That's it! Quite simple right? 

The only thing we need to do is to run the `build_image.sh` for all the reusable components.

Here we show the manual way to do it, but we recommend to just run `make build_pipeline_steps`.

In [34]:
%%bash
# we must be in the same directory
cd pipeline/pipeline_steps/clean_text/ && ./build_image.sh
cd ../data_downloader && ./build_image.sh
cd ../lr_text_classifier && ./build_image.sh
cd ../spacy_tokenize && ./build_image.sh
cd ../tfidf_vectorizer && ./build_image.sh

/home/alejandro/Programming/kubernetes/seldon/seldon-core/examples/kubeflow/pipeline/pipeline_steps/clean_text


---> Installing application source...
---> Installing dependencies ...
Looking in links: /whl
Collecting dill==0.2.9 (from -r requirements.txt (line 1))
Downloading https://files.pythonhosted.org/packages/fe/42/bfe2e0857bc284cbe6a011d93f2a9ad58a22cb894461b199ae72cfef0f29/dill-0.2.9.tar.gz (150kB)
Building wheels for collected packages: dill
Building wheel for dill (setup.py): started
Building wheel for dill (setup.py): finished with status 'done'
Stored in directory: /root/.cache/pip/wheels/5b/d7/0f/e58eae695403de585269f4e4a94e0cd6ca60ec0c202936fa4a
Successfully built dill
Installing collected packages: dill
Successfully installed dill-0.2.9
You should consider upgrading via the 'pip install --upgrade pip' command.
Build completed successfully


# Train ML Pipeline via Kubeflow
Now that we've built our steps, we can actually train our ML pipeline, which looks as follows:
![](img/kubeflow-seldon-nlp-ml-pipelines-training.jpg)

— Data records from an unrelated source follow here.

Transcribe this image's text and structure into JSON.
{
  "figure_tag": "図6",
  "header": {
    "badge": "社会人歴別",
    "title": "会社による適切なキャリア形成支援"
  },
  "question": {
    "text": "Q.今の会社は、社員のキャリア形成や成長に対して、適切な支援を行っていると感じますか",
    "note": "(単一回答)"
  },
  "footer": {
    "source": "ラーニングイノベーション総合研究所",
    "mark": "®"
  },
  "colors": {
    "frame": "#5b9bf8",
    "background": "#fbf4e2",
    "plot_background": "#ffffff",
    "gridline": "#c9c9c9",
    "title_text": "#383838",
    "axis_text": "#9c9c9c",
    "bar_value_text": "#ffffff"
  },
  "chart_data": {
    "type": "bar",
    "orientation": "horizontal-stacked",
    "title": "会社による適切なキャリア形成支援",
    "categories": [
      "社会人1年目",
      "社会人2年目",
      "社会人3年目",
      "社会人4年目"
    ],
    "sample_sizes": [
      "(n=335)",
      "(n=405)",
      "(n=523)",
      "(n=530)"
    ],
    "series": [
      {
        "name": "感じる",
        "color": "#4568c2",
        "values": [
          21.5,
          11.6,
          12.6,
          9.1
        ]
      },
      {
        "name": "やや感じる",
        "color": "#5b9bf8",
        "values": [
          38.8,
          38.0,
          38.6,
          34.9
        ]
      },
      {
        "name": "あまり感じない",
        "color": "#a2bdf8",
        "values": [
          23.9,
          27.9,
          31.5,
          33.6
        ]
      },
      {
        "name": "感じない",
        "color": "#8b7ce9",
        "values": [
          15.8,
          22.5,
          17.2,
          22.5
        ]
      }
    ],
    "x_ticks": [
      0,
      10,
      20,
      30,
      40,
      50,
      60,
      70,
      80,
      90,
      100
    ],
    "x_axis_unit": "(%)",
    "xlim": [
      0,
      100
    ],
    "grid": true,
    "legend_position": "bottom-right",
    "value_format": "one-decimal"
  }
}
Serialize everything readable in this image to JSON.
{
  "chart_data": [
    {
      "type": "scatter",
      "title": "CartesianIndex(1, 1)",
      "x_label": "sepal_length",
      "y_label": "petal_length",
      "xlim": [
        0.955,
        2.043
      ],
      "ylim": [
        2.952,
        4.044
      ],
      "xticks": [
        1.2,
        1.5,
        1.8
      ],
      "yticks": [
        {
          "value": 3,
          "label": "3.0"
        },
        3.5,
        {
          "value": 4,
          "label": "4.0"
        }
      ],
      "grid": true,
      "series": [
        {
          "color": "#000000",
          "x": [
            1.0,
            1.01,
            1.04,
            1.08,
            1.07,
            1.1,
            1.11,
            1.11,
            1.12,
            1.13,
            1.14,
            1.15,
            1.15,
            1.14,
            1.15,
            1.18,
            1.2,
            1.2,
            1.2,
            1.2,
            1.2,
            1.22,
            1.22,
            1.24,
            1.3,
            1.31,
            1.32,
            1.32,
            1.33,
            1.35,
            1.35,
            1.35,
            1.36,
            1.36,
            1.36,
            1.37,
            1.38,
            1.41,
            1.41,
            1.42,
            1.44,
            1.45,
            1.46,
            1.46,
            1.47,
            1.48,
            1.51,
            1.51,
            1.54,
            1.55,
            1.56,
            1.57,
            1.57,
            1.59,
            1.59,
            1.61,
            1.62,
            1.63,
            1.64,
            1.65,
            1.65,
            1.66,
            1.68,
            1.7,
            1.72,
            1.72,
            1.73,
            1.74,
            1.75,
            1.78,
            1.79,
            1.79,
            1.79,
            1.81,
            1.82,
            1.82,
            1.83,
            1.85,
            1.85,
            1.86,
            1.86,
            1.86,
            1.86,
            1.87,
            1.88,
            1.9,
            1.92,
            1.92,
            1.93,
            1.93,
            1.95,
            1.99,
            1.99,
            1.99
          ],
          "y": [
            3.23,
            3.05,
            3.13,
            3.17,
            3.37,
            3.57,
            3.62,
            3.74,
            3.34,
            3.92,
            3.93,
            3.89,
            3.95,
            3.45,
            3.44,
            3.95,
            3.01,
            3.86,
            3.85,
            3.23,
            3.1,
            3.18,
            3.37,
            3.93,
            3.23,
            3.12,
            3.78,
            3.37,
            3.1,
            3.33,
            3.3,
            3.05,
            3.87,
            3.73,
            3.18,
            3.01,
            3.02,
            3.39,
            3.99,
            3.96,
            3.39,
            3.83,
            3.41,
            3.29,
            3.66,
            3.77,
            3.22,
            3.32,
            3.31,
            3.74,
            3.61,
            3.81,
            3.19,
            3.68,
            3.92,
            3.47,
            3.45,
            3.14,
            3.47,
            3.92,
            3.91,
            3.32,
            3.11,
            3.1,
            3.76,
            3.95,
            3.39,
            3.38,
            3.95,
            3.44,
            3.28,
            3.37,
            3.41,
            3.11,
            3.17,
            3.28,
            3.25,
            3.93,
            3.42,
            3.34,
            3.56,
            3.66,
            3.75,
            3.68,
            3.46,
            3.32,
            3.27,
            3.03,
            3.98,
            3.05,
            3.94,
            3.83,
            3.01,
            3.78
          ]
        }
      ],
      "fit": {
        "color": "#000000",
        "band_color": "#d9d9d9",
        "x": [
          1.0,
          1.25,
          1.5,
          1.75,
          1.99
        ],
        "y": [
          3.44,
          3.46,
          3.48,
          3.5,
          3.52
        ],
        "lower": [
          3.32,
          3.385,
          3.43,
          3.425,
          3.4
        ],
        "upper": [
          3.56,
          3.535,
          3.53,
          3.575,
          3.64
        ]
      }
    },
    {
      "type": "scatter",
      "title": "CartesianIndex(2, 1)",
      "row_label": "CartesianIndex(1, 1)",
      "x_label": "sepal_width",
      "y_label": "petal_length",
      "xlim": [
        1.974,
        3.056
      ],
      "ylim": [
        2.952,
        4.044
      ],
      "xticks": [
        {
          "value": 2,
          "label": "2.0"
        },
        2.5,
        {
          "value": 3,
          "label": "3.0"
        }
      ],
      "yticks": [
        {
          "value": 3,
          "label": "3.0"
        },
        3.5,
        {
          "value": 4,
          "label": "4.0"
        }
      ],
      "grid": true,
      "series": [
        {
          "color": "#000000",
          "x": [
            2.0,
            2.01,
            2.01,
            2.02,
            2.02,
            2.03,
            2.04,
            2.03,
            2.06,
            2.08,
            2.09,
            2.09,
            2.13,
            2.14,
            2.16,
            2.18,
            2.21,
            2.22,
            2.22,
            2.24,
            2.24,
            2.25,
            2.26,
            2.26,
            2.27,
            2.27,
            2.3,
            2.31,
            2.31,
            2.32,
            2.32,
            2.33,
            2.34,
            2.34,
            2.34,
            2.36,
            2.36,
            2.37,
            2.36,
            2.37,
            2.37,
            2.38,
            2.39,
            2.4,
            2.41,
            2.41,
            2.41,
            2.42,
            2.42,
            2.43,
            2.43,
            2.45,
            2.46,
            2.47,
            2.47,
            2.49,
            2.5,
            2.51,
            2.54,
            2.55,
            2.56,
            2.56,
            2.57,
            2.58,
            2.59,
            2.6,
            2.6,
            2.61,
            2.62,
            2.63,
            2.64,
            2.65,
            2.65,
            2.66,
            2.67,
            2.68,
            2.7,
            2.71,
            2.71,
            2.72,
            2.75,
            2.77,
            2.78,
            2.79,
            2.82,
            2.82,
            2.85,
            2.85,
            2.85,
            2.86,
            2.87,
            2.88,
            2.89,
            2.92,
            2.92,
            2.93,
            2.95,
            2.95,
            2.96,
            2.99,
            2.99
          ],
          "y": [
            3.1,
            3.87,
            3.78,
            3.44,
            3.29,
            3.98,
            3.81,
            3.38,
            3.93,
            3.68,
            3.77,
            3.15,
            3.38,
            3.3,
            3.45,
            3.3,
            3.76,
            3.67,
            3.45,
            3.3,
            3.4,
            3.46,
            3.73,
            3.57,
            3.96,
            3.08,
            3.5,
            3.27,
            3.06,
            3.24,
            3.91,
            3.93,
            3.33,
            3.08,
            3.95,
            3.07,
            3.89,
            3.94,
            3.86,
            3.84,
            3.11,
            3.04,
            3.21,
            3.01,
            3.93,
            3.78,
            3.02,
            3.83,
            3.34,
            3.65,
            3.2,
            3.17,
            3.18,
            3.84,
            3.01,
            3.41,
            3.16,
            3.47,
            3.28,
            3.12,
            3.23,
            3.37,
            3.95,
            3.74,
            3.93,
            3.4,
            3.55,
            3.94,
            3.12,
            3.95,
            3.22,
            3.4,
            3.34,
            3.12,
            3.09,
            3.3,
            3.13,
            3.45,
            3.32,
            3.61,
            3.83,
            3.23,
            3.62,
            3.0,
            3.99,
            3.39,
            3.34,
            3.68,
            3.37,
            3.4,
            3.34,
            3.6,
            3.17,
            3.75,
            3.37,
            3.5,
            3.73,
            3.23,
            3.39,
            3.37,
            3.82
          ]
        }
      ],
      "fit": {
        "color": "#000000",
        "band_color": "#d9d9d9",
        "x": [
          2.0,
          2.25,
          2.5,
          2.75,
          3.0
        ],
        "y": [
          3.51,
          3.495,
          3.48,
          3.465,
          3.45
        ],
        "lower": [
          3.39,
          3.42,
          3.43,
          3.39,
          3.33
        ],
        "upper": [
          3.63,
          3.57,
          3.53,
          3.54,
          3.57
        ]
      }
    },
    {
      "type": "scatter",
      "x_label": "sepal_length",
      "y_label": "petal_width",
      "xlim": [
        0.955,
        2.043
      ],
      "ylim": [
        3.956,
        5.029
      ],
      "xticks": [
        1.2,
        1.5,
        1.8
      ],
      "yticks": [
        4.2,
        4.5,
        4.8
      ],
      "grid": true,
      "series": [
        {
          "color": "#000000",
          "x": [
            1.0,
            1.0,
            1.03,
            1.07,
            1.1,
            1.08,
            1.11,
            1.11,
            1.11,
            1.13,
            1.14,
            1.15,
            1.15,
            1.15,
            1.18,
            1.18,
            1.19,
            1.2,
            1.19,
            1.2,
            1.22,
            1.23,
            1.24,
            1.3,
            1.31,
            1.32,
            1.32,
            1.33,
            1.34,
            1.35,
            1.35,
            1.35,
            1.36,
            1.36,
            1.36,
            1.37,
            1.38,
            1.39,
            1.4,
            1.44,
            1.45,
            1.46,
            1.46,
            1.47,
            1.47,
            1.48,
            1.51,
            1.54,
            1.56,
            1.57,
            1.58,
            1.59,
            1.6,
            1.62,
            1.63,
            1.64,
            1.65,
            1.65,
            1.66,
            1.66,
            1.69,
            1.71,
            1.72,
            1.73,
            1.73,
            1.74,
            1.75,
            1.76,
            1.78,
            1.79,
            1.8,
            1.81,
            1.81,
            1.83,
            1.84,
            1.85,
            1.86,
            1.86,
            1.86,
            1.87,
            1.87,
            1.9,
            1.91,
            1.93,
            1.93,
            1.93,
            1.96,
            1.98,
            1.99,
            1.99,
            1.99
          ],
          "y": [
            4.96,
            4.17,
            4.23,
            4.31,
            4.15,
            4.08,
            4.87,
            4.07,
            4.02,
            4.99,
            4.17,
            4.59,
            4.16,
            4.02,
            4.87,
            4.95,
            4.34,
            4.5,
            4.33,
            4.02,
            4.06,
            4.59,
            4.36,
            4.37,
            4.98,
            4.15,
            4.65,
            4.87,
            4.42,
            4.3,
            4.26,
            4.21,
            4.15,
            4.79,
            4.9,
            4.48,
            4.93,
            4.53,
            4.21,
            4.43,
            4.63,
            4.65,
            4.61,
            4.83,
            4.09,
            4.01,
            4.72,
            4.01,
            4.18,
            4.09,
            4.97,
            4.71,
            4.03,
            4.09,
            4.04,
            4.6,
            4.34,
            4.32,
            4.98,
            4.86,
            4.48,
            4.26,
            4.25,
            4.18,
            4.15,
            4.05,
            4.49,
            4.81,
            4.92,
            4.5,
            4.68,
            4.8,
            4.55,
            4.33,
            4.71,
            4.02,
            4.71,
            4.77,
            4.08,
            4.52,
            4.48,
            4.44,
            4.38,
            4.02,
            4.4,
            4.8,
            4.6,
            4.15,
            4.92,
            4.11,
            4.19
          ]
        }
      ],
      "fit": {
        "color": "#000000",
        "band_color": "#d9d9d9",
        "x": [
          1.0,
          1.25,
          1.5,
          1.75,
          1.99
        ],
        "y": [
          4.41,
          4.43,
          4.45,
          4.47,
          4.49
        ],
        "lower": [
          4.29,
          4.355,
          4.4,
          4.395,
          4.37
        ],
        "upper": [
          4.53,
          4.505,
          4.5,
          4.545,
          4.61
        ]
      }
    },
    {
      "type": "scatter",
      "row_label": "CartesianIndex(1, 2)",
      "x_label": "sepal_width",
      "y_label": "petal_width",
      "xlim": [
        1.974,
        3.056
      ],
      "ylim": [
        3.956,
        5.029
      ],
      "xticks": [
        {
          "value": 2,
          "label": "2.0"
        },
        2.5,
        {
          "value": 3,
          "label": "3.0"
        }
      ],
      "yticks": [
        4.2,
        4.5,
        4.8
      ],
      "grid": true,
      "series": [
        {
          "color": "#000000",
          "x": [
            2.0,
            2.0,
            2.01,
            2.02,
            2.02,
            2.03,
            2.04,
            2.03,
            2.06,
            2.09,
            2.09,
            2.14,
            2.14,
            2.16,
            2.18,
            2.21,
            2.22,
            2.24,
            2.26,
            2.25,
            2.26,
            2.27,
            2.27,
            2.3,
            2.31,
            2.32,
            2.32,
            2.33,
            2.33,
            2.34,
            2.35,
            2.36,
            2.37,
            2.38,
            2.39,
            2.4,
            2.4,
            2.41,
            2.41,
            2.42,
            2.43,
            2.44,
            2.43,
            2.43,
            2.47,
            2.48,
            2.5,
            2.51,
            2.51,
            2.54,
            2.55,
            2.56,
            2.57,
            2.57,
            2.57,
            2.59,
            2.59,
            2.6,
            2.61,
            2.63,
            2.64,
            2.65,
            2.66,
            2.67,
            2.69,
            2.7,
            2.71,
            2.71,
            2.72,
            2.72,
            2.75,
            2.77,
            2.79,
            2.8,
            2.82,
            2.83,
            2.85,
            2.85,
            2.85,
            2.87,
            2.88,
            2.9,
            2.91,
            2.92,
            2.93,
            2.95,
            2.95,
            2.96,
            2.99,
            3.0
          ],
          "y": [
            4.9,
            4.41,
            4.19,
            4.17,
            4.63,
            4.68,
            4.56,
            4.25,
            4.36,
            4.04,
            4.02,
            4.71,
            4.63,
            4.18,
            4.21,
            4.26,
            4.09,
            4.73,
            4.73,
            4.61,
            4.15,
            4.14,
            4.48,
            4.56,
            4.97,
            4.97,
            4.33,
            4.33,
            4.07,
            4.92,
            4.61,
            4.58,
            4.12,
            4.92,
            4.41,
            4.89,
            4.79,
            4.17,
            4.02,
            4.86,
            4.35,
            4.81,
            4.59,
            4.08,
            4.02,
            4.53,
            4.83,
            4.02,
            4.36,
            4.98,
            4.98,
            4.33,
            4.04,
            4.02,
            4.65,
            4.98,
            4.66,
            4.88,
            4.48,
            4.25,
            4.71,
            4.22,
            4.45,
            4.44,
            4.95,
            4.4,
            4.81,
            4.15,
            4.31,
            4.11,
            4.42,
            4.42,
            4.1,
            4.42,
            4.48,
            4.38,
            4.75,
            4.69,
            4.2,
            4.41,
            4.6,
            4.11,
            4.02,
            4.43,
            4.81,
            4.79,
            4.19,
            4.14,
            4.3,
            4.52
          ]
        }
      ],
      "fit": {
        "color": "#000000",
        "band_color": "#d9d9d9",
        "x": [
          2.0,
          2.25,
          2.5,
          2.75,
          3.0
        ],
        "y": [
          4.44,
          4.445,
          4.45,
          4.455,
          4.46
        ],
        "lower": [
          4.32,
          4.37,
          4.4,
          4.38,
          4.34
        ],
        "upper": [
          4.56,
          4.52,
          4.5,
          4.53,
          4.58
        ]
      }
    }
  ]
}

To do this, we have to generate the workflow using our Kubeflow graph definition and then uplaoding it through the UI:

In [36]:
%%bash
# Generating graph definition
python train_pipeline/nlp_pipeline.py
ls train_pipeline/

nlp_pipeline.py
nlp_pipeline.py.tar.gz


We now need to upload the resulting `nlp_pipeline.py.tar.gz` file generated.

This can be done through the "Upload PIpeline" button in the UI at http://localhost/_/pipeline-dashboard

![](img/upload-pipeline.jpg)